In response he took the stairs up three at a time and slid into the seat next to her. She offered him a feeble grin and waved the air in front of her face.

"You smell wonderful," she said with a half-hearted tease. "Good practice?"

"Yeah, it was okay." He pushed a handful of sweaty hair, freshly cut to Coach-mandated length, away from his face and almost kissed her, then saw her solemn expression and decided against it.  "What are you doing here?"

"I wanted to talk to you," she said. "And I didn't want my mom to hear us."

There was absolutely nothing about her tone that should have sent a death-knell through his stomach, but it was there all the same and he suddenly wished he'd simply waved to her and continued inside, that he could continue to push this off forever.

"Alright," he said instead, carefully controlled. "What about?"

She turned her face up to the sun and gnawed on her lower lip and then made herself look him in the eye.

"I kill people," she said.

"Excuse me?"

"My dad," she said, composed. "Graham. The baby."

"No," he started heatedly, and she leaned forward and put a finger over his lips, not unkindly.

"Probably you if you hang around me long enough," she said softly, and then reclaimed her hand and tucked it in her lap where it was safe from him.

"I'm not going to stay here if you're going to talk like this," he warned her. "That is such bullshit."

"No, it's not," she was insistent. "I've been thinking about this a lot, okay? My future just got altered inexorably and I love you way too much to ruin your life too."

"Ruin my life?" he repeated angrily. "Just because one part of your future is different? Your future is wide open, Em, even if it's not what you planned. I'm not going anywhere, okay? This isn't over just because it's not what you expected."

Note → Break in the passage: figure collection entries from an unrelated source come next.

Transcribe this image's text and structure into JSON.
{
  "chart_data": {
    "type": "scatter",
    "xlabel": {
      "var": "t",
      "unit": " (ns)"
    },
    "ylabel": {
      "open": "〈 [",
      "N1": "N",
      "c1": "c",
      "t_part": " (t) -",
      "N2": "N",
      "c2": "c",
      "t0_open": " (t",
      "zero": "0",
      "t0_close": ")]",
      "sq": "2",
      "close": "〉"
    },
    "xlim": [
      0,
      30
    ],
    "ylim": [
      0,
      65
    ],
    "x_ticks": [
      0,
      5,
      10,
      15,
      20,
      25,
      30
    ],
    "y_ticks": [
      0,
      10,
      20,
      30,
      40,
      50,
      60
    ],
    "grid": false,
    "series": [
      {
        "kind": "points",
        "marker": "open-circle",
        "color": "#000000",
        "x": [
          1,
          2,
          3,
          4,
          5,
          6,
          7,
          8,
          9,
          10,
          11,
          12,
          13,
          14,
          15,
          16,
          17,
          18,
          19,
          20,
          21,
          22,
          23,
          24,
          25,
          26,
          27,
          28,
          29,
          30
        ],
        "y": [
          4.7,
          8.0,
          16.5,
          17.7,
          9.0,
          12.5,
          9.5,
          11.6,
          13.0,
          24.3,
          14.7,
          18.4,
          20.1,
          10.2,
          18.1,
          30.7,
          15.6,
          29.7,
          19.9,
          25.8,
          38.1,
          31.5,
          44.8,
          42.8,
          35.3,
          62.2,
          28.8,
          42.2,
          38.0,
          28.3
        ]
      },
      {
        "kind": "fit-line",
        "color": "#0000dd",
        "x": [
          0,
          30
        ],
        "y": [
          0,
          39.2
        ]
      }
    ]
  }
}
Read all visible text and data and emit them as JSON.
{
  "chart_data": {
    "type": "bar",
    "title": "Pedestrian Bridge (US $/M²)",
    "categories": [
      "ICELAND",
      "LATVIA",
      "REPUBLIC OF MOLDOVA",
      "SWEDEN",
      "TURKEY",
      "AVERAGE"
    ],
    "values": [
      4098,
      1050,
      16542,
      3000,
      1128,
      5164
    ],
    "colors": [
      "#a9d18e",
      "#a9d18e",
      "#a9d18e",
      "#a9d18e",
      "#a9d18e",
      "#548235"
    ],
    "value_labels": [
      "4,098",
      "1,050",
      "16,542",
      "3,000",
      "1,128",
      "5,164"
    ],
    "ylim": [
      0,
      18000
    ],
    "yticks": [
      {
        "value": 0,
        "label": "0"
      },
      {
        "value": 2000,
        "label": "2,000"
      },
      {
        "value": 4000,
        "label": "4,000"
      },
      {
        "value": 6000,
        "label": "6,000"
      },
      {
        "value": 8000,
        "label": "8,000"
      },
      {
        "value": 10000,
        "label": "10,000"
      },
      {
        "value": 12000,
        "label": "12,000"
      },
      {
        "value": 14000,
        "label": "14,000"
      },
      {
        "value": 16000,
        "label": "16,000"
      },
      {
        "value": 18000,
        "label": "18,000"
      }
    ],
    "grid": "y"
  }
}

"I'm not going to hold you to that," she said, and gave him a smile that was so saccharine sweet it burned around the edges. "It's not fair to you. You say it's okay now, but some day you're going to wake up and resent me for it."

"Because you can't have kids," he said flatly.

"What kind of future is that, August?"

"One that we can still have together!" He was starting to get wound up, didn't realize at first that he was shouting and then didn't care. "I don't give a damn about that! I'm not with you because I want to have a baby with you. I love you because you rub your cheek right before you smile, and when you answer the phone you always crinkle up your nose like you're about to sneeze, and none of that has anything – has even the smallest bit – damn it!"

"August-"

"And if that's not enough for you, then fine! Fine. But don't you dare throw this away just because you're feeling sorry for yourself."

"Feeling sorry for myself?" she said incredulously. "I've spent the last week and a half in agony trying to convince myself that it's okay to stay with you just because I want you, and I'm not going to do that - not because I feel sorry for myself, but because I love you, and I want what's best for you, and that's not me. It never has been."

She pressed her lips together to stave off the tears and looked away, and he wanted to touch her, wanted to sweep her into his lap and kiss her until she didn't have the breath to keep going with this nonsense.

Then she looked back at him resolutely, and he sighed, recognizing the lost cause for what it was.

"Alright, then," he said. "Goodbye, Em."

He stood up without looking back and took the stairs with a straight back, and only when he was out of view did she allow herself to cry.